Approximate Ambient OcclusionPosted in Development by brecht
Some well known animation studios are now using approximate global illumination in feature films: Pixar used ambient occlusion in Ratatouille, Dreamworks used single bounce indirect lighting in Shrek 2, ILM used ambient occlusion in Pirates of the Carribean 2 & 3. So I looked for an ambient occlusion method that was reasonably simple to implement, and still fast enough to handle the high poly scenes we are dealing with.
Not considering leaves and fur (those are much too noisy to efficiently compute standard ambient occlusion with), our scenes will still have millions of polygons. Using raytraced ambient occlusion as in Blender now would take a long time to render, especially since for animation the result must be noise free, which would require a large number of samples. Instead I worked on an alternative method based approximating all surfaces as disks from NVidia (Dynamic Ambient Occlusion and Indirect Lighting [pdf]), which was used by ILM to deal with very high poly meshes in Pirates of the Carribean 2 & 3, and is also available in PRMan as “point based occlusion”. An advantage of this approach is that it is inherently noise free, though it is not accurate and it does suffer from other artifacts.
Surface approximated by disks.
The basic idea is quite simple: treat each vertex as a disk, and compute how much each point is occluded by summing together for all the disks how much they occlude that point. Going over all disks in a scene to compute occlusion at one point would be quite slow, so we can cluster together disks into bigger disks, and as we get further from the point we are shading, we use those bigger disks instead. Another thing is that regions can be shadowed too much, since you’re not taking into account if one disk is behind another, shadowing from the same direction twice. In practice it still works quite well even with this approximation, though multiple passes can be used to reduce overshadowing.
In my experience this basic method works fairly well, but it still gave a number of artifacts. Part of those could be reduced by increasing the accuracy when traversing disks in the scene, though that made things quite a bit slower, and still didn’t get rid of some artifacts. Fortunately, a recent method published in the GPU Gems 3 book (chapter High Quality Ambient Occlusion, sorry, no link), solved many of these problems by treating nearby triangles as triangles directly, instead of disks. My implementation uses part of the code as provided by the authors (Jared Hoberock, Yuntao Jia) with the book, thanks!
Spherical harmonics up to the 2nd order, as used in our implementation.
However, traversal of the scene still required fairly high accuracy, because of the way bigger disks are created from smaller disks. If two disks point in quite different directions, the averaged disk can give quite different results than using the two disks individually.
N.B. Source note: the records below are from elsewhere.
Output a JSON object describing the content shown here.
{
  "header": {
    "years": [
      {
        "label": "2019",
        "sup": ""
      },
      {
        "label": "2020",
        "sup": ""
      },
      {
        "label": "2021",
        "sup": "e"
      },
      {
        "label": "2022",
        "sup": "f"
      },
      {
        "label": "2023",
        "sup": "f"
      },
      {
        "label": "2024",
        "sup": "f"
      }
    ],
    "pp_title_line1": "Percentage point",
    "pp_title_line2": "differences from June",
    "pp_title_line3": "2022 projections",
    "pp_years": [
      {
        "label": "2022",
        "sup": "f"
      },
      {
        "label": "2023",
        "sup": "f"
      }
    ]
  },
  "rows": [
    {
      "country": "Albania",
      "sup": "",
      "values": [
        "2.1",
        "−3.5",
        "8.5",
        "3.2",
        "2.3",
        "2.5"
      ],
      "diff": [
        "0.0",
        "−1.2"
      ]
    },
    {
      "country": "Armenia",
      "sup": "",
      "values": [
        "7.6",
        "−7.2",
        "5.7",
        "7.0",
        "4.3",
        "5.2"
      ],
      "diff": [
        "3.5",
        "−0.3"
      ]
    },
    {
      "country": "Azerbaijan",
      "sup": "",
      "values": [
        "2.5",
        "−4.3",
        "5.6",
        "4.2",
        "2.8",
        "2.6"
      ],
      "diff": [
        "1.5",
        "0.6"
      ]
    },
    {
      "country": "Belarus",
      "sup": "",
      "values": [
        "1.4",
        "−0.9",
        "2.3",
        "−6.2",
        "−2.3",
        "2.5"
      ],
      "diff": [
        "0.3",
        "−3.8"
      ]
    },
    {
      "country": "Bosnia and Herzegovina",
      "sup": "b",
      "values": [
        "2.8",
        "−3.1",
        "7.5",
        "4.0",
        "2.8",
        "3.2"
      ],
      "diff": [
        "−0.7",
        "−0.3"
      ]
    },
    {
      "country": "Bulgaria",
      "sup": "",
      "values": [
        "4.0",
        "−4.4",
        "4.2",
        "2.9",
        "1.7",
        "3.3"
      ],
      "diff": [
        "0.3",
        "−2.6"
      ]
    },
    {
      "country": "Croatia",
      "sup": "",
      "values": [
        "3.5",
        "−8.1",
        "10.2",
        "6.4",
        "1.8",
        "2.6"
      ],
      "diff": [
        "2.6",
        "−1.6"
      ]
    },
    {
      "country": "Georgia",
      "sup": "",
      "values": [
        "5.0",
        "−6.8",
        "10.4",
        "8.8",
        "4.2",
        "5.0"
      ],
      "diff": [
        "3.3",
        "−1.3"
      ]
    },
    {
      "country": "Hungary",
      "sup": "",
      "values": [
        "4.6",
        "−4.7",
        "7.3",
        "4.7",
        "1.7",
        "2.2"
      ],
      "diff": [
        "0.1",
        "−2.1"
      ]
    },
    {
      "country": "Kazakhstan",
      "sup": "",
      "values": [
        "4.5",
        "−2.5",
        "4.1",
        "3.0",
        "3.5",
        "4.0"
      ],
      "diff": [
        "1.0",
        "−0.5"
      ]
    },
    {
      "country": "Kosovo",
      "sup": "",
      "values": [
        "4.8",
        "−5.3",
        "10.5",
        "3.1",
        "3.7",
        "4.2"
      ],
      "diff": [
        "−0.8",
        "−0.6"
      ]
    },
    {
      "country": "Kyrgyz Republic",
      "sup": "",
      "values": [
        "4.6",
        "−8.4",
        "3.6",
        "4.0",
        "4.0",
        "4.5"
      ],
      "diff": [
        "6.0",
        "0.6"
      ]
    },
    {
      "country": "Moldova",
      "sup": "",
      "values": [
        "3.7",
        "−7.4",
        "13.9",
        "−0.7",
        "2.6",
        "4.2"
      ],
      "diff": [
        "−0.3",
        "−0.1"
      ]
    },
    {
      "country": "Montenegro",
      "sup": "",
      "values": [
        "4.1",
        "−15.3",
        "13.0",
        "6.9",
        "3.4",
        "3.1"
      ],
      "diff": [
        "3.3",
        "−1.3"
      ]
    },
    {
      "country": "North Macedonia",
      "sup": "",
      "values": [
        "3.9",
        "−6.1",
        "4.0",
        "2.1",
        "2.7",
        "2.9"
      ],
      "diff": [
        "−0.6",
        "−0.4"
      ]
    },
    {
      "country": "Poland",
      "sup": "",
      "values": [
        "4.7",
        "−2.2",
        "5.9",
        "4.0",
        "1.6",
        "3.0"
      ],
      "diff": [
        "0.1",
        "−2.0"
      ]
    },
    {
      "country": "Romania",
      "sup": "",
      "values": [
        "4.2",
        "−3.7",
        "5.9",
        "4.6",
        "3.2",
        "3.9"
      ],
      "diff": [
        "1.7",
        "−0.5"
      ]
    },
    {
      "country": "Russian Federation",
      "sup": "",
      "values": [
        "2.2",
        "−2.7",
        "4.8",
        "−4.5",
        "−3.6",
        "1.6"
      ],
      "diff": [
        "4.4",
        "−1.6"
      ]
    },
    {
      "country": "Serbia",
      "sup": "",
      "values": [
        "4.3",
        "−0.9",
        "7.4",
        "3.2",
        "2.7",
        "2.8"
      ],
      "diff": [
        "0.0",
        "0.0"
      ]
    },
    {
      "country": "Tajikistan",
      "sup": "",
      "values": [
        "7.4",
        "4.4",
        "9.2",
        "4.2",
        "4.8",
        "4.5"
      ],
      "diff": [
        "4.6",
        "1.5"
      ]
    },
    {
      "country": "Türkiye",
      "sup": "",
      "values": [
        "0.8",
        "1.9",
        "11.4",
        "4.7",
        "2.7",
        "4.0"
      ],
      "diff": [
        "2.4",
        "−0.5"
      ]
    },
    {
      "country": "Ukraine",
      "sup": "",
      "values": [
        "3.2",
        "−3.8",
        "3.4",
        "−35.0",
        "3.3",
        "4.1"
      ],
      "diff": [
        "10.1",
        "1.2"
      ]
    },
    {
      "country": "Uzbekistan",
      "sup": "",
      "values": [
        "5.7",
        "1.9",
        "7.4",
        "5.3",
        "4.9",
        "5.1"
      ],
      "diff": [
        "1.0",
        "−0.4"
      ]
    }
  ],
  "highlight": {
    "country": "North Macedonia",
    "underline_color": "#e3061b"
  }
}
The first solution I tried for this was to cluster disk together not only by position, but also by normal. While this worked well to get rid of artifacts, this resulted in traversal time that was perhaps slower than necessary, since disks were not clustered together spatially that well. The second approach I tried now approximates the sum of disks with spherical harmonics, as used in PRMan and explained in the Point-Based Graphics book, chapter 8.4 (sorry, again no direct link). This means we don’t have to cluster by normal anymore, though in the end it seems not much faster, but it does seem to avoid some artifacts at lower accuracy.
So, starting with disks used for everything, finally the implementation uses no disks directly anymore, but triangles and spherical harmonics approximations of disks. Also not that the way this works is similar to the way subsurface scattering works in Blender, with the extra difficulty here that the occlusion is directional, rather than uniformly distributed with a quick falloff. Both approximate far away surfaces by assuming the contribution of many small elements can be replaced by one big element, which in physics is known as the superposition principle. In this case it only holds approximately, but in computer graphics we are allowed to cheat.
Further work that is need is making this work efficiently for fur. The standard trick appears to be to compute ambient occlusion at the surfaces, and use that on the strands. However, computing it for all of the strands in the scene (which can be more than 10 million), is probably still not efficient enough, so a method to extrapolate ambient occlusion results over multiple strands is needed. Another thing is that ambient occlusion could be sped up by some form of irradiance caching (this is also true for the raytraced ambient occlusion), though there is probably not enough time to do a full implementation of that. Instead I’m trying a simple screen space method to upsample the results from fewer pixels.
Here are some simple results with Suzanne, on an Intel Core2Duo 3.0Ghz with 2 threads:
Further work could also make this method usable for a single bounce of indirect lighting, though I don’t think we will be able to use that for Peach. A quick prototype implementation showed that this method could indeed support it fairly well, but performance it is likely not fast enough for Peach.
Currently this new ambient occlusion is not in SVN yet, so you will have to wait a bit to test it, but it will be there soon.